Eskişehir Emek ve Demokrasi Platformu adına basın açıklamasını seslendiren Aybora Sağlam şu ifadeleri kullandı;

“9 Mayıs günü İstanbul’un göbeğinde hakkını arayan bir işçi dövülerek öldürüldü. Erol Eğrek, 48 yıllık hayatının son on yılını, patronların cebine attığı tazminatının peşinde koşarak geçirdi. Ahmet Çalık’ın Yürütme Kurulu Başkanlığını yaptığı Çalık Holding’in, Türkmenistan’da yıllarca sigortasız çalıştırdığı ve hiçbir haklarını vermeden işlerine son verdiği 180 işçiden biriydi Erol Eğrek. Emeğinin hakkını almak için mücadele eden bir işçiydi o. Alacakları için yasal yollarla mücadele etti, hizmet tespit ve alacak davalarını kazandı. Ama bir türlü hakkı ona verilmedi. Bu koskoca holdingin sahiplerine, yıllarca sömürdüğü işçilerin hakkını vermek zor geldi.

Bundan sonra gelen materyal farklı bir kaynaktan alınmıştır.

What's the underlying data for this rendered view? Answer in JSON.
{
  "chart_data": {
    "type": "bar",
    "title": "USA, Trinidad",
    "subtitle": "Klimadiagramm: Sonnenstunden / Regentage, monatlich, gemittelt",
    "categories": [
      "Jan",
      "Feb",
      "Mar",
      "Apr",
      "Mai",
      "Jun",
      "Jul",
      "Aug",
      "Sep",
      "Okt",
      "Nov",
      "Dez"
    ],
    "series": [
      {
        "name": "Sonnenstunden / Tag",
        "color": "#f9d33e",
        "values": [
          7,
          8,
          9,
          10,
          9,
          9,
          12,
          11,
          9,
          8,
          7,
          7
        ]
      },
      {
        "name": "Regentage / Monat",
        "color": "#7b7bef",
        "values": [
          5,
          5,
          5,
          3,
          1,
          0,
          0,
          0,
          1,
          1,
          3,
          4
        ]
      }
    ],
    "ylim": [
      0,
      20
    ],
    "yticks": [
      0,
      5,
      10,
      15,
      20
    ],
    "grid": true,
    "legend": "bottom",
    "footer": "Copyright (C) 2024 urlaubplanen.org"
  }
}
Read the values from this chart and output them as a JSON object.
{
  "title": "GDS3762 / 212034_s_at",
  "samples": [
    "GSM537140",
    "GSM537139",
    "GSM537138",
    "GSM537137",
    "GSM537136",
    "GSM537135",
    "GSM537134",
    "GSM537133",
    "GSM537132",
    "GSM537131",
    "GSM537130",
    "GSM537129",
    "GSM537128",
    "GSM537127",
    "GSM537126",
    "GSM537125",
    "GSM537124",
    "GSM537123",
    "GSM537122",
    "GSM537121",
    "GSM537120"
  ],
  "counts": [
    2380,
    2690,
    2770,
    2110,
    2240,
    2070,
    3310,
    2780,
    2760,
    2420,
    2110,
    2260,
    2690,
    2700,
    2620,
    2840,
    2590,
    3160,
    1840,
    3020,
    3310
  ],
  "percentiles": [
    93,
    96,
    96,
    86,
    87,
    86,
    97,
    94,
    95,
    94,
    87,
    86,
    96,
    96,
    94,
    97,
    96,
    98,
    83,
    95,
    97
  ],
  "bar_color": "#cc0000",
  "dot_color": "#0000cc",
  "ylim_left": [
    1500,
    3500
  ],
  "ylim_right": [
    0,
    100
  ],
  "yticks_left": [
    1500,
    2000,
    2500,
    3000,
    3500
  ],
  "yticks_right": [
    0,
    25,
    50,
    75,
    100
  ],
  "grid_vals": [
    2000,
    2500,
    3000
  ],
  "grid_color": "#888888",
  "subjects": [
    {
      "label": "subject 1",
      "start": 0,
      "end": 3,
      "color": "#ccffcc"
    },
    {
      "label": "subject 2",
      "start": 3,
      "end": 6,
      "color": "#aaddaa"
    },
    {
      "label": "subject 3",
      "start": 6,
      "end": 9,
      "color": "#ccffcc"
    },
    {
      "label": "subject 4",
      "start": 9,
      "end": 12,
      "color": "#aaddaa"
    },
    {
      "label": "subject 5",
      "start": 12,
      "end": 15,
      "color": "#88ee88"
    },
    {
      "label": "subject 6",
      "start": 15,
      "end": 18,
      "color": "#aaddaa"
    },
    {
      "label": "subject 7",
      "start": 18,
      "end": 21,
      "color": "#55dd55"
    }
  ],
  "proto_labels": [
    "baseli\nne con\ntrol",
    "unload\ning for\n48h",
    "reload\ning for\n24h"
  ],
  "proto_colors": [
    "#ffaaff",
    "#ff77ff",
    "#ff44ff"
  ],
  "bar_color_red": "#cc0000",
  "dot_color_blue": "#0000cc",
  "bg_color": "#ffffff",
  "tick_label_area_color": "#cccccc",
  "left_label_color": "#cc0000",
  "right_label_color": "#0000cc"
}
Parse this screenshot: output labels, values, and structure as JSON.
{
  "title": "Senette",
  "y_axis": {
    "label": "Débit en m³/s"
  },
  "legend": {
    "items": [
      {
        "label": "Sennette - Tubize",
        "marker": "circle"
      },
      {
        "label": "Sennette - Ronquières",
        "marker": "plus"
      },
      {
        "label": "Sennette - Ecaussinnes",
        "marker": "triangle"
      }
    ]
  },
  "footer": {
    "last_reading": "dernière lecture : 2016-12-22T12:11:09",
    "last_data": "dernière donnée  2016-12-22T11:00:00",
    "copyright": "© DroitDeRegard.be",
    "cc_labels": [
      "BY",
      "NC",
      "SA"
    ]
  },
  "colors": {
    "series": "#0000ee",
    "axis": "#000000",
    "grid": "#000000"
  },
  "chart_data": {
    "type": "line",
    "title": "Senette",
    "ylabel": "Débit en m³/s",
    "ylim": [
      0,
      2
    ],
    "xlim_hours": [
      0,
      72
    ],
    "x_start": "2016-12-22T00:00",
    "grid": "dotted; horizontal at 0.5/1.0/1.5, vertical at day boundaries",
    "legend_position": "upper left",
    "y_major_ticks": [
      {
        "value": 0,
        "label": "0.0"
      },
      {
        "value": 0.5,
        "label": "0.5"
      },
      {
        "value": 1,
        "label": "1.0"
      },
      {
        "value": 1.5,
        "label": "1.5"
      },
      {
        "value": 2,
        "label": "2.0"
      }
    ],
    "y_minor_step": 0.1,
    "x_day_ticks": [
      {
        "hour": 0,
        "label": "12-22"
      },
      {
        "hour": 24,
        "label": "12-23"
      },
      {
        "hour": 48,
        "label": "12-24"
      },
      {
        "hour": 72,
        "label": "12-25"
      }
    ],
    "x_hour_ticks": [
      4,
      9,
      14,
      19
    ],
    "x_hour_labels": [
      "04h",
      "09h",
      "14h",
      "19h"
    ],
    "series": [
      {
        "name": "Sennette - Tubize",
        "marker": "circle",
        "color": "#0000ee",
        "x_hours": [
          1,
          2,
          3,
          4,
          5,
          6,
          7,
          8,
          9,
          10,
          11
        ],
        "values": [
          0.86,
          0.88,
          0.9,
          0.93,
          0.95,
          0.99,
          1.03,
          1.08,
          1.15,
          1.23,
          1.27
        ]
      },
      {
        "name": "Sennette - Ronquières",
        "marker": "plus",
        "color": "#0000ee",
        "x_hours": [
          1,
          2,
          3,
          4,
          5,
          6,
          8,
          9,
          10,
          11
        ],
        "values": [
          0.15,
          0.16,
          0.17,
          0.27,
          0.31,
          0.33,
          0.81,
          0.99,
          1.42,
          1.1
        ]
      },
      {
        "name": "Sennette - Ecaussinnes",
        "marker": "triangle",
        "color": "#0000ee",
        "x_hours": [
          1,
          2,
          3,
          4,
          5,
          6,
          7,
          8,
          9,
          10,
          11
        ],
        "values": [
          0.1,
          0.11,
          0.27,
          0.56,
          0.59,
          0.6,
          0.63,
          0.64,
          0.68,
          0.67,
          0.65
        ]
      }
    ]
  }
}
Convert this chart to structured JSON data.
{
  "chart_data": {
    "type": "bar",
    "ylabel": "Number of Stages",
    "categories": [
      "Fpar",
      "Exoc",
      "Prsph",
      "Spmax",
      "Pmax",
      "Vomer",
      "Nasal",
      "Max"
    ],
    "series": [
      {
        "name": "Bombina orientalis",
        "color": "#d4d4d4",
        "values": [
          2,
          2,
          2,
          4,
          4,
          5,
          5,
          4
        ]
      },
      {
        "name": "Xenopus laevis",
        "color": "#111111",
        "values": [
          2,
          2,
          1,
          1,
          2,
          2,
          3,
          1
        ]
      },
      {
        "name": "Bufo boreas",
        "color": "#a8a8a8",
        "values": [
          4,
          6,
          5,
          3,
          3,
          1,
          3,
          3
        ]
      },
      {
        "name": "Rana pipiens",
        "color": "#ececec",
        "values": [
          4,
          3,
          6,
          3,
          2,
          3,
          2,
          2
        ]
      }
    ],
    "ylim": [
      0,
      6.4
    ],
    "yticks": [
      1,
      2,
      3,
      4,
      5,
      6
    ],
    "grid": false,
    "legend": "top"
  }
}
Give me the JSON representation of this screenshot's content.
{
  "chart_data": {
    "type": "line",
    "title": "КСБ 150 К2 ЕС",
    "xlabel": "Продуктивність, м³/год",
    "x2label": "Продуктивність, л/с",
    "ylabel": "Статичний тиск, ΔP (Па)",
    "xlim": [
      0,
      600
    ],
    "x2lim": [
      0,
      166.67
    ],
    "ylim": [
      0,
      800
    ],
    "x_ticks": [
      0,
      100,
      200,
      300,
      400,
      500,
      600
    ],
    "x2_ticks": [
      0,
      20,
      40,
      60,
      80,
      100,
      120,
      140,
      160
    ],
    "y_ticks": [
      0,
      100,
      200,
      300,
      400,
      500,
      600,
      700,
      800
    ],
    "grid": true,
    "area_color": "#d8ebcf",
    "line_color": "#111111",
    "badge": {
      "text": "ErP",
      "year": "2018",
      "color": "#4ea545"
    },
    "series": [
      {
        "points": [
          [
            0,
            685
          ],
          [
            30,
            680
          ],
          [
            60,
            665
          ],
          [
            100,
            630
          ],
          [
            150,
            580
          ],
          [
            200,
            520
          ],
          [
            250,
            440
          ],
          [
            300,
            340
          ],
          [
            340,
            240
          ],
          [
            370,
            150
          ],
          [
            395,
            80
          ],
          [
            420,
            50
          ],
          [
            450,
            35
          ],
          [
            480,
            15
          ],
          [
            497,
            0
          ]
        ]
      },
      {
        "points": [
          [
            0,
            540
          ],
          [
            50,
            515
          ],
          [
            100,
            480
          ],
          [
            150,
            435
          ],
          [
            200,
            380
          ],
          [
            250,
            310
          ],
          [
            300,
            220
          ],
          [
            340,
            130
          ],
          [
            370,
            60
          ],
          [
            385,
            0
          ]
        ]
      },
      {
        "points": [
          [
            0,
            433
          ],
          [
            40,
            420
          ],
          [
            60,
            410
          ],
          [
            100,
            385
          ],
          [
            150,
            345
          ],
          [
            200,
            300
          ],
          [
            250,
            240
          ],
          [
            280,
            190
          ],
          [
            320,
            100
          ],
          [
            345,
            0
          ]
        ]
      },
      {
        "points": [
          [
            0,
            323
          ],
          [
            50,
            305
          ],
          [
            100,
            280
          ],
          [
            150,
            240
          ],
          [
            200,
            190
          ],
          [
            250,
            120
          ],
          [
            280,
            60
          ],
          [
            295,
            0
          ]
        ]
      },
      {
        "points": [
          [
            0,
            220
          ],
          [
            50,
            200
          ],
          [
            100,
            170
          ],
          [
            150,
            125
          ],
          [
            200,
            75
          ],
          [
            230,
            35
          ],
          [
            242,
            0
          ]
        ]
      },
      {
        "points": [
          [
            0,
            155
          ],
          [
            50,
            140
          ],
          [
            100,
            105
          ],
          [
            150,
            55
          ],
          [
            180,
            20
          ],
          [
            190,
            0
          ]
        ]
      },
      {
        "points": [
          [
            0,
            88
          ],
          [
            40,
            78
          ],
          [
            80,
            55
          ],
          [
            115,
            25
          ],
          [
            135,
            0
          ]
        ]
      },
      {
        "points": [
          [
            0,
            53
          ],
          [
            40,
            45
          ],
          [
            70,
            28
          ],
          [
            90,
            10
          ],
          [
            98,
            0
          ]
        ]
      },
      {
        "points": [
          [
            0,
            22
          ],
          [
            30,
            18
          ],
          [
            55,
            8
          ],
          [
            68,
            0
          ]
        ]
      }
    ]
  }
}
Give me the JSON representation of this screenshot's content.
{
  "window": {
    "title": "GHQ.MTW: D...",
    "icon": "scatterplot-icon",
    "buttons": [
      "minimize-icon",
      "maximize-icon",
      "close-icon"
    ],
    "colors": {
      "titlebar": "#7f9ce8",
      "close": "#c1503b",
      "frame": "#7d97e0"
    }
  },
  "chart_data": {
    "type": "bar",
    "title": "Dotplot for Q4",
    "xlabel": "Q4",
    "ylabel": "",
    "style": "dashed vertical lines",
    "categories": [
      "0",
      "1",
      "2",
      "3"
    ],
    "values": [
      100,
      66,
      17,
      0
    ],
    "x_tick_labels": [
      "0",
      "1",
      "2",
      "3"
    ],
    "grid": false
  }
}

Çalık Holding önünde yaşanan bu olayla artık bu ülkede hak aramanın, çalıştığının karşılığını istemenin, ekmeğinin peşinde gitmenin de ölümle sonuçlandığını görüyoruz. Peki, kapısına giden, ekmeğini, tazminatını isteyen bir işçiyi öldürecek kadar pervasızlaşan bu Çalık Holding kim? Bu gücü nereden alıyor? Türkmenistan'dan İsviçre'ye kadar Avrupa'nın birçok kentine yatırım yapan bu holding gücünü saray rejiminden alıyor. Bu ülkenin yasalarından, kanunlarından alıyor. İşçi alacaklarını, işçinin emeğini her şeyin en değersizi ilan eden bu sermaye düzeninden alıyor. Saray ile el ele estirdikleri sermaye teröründen alıyor.

Tek adamın damadı Berat Albayrak’ın yıllarca CEO’luğunu yaptığı bu şirket AKP eliyle büyüdü. Çalık Holding, 2015-2023 arası 3,78 milyar TL teşvik aldı. 11 yılda 21 kat büyüdü, son 3 yıl kurumlar vergisi ödemedi. Üstelik sadece 2023'teki net kârı 7,6 milyar TL. Bu düzen Çalıklar düzeni, biz bu düzeni İliç'ten tanıyoruz. Erzincan İliç’te 9 işçinin ölümüne yol açan iş cinayetinin ortağı iken de kollandı bu şirket. Offshore şirketlerle yurtdışına bu ülkenin parasını kaçırma iddiaları doğru dürüst soruşturulmadan, 209 milyon vergi borcu silinen Çalık holding hep kollanmaya alıştı. İşçi alacaklarını ödemediği için mahkemenin haciz kararı 1 günde kaldırıldı bu şirketin.

Bugün bu düzen, bir işçiyi sadece sömürmekle kalmıyor, hak aradığında susturuyor, dövüyor, katlediyor. Her yıl iş cinayetlerinde onlarca yüzlerce işçinin katledilmesi pahasına dönüyor bu sermaye düzeninin çarkları. İşçilere açlık sınırın altında asgari ücretle hayatta kalma savaşı reva görülürken örgütlenme, sendikalaşma hakları her geçen gün daha da tırpanlanıyor. Ülkenin tüm kaynakları patronlara ve sermayeye peşkeş çekiliyor.

Bizler buradan bir kere daha söylüyoruz; Bu sermaye terörünüz ve kanlı sermaye zenginliğiniz karşısında işçiler ve emekçiler olarak her gün daha çok birleşeceğiz ve katlettiğiniz her bir işçinin hesabını soracağız. Çalık Holding'in zehirlediği, sömürdüğü, üzerine düşen vergisini ödemediği ve hatta canını bile aldığı Türkiye işçi sınıfına karşı işlediği bütün suçların hesabını soracağız. Bezirgânlığınızı başınıza yıkacağız. Saraylar ve sömürü düzeni kaybedecek, Çalıklar kaybedecek. Biz, bu ülkeye alın teriyle sahip çıkan güçleri hep birlikte mücadele ile gerçek eşitliğin ve özgürlüğün dünyasını kazanacağız.”